We obtained administrative records on all ED visits to Ontario hospitals from April 2002 to March 2003. For each ED, we determined the association between the number of new low-complexity patients (defined as ambulatory arrival, low-acuity triage level, and discharged) presenting in each 8-hour interval and the mean ED length of stay and time to first physician contact for medium- and high-complexity patients. Covariates were the number of new high- and medium-complexity patients, mean patient age, sex distribution, hospital teaching status, work shift, weekday/weekend, and total patient-hours. Autoregression modeling was used given correlation in the data.
One thousand ninety-five consecutive 8-hour intervals at 110 EDs were analyzed; 4.1 million patient visits occurred, 50.8% of patients were women, and mean age was 38.4 years. Low-, medium-, and high-complexity patients represented 50.9%, 37.1%, and 12% of all patients, respectively. Mean (median) ED length of stay was 6.3 (4.7), 3.9 (2.8), and 2.2 (1.6) hours for high-, medium-, and low-complexity patients, respectively, and mean (median) time to first physician contact was 1.1 (0.7), 1.3 (0.9), and 1.1 (0.8) hours. In adjusted analyses, every 10 low-complexity patients arriving per 8 hours was associated with a 5.4-minute (95% confidence interval [CI] 4.2 to 6.0 minutes) increase in mean length of stay and a 2.1-minute (95% CI 1.8 to 2.4 minutes) increase in mean time to first physician contact for medium- and high-complexity patients.
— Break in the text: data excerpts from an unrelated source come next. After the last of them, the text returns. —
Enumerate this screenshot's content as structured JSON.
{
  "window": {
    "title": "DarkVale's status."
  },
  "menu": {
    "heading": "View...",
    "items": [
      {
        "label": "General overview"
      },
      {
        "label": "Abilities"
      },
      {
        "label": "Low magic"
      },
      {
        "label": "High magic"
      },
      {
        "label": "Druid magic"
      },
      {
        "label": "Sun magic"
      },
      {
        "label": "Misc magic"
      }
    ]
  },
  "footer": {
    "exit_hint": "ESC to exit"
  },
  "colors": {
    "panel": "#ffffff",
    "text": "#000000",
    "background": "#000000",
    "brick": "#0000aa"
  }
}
Results were similar regardless of ED volume and teaching status.
Low-complexity ED patients are associated with a negligible increase in ED length of stay and time to first physician contact for other ED patients. Reducing the number of low-complexity ED patients is unlikely to reduce waiting times for other patients or lessen crowding.
- If you want to fix crowding, start by fixing your hospital. [Ann Emerg Med. 2007]
There you have it. The non-urgent patient does not cause crowding. As such they are not the problem. They are a problem in that they are frustrated, miserable and are denied timely access to care but they didn’t cause it.
So let’s not get caught up in the madness of the moment. Yes it is chaos but it will still be chaos come June!